Kenneth E. Leonard, PhD, director of UB’s Clinical and Research Institute on Addictions and research professor of psychiatry, was interviewed about a faith-based program in Tennessee to retrain workers for new jobs and new lives after prison and addiction. Leonard said spirituality can help those trying to overcome addiction, but you “can’t just pray these problems away.” “We’ve known since the late 1960s that employment is a powerful predictor of low patterns of alcohol use and better responses to treatment. Similarly, some data suggests that when those addicted to opiates are stably employed and in a relationship with someone who doesn’t use drugs, the outcomes are better,” he said.
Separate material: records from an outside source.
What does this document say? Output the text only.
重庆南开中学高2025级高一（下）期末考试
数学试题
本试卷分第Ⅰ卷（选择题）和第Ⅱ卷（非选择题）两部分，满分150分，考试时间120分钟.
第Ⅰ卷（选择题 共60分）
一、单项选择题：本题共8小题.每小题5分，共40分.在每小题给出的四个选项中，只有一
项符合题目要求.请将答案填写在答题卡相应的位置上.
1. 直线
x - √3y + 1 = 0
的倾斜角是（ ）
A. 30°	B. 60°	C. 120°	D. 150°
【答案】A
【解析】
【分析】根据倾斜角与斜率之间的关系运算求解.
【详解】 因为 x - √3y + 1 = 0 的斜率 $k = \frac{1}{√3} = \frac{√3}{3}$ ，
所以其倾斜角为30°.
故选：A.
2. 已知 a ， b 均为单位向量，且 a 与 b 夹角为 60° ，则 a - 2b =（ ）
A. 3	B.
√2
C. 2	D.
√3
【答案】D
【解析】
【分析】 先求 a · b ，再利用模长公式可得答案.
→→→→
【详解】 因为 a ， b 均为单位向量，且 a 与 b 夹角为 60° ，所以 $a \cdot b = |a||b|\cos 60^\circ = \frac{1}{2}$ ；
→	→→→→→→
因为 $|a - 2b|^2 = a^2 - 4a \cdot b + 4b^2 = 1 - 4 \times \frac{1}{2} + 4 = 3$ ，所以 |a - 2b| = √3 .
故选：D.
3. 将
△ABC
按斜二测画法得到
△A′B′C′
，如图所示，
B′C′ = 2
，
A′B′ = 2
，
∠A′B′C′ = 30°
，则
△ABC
Daniel Antonius, PhD, associate professor of psychiatry and director of forensic psychiatry, is interviewed about a new YouTube series that faces backlash over the use of the term “sociopath”. Antonius said diagnosing antisocial personality disorder is an involved process that can take 12 hours or more of intimate interviews and extensive questionnaires. “There’s a negative connotation in this interaction,” he said. “There are people out there with personality disorder diagnoses who are successful, and doing good things in the world. This kind of language adds to the stigmatization rather than talking about mental health in a productive manner.”
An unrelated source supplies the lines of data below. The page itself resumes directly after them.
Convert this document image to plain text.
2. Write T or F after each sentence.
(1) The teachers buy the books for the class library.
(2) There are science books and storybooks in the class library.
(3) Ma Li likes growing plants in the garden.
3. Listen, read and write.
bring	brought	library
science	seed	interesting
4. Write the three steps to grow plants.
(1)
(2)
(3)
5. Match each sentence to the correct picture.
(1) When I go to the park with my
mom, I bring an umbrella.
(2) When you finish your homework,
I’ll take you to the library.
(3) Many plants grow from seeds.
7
In a story about mental health care inside the Erie County Holding Center, Erie County Commissioner of Mental Health Michael Ranney discussed reforms undertaken at the Holding Center, noting “one of the very positive things we did was establish a relationship with the university.” The story states that the county contracts with the Department of Psychiatry, which provides services at the holding center and Erie County Correctional Facility. The story quotes Daniel Antonius, PhD, assistant professor of psychiatry and director of the Division of Forensic Psychiatry, who said, “We see inmates sometimes within a day and sometimes within one to two weeks, so if you compared to the community standard — it's actually pretty quick because in the community you often wait two to three months before you’re seeing a psychiatrist.”
A story on a dinner held by doctors and students from the Jacobs School of Medicine and Biomedical Sciences to talk about health care with community members from Buffalo’s East Side interviews Linda F. Pessar, MD, director of the Center for Medical Humanities and professor emerita of psychiatry. Pessar said that with the population becoming increasingly diverse, it’s important that doctors start listening and adapting. “The entrepreneurial private practitioner practicing at the community in which he or she lives and grew up is a fading idol,” she said. "If we don’t become responsive to community members, we will not practice the medicine we need and hope to practice, and it seems to me that’s the bottom line.”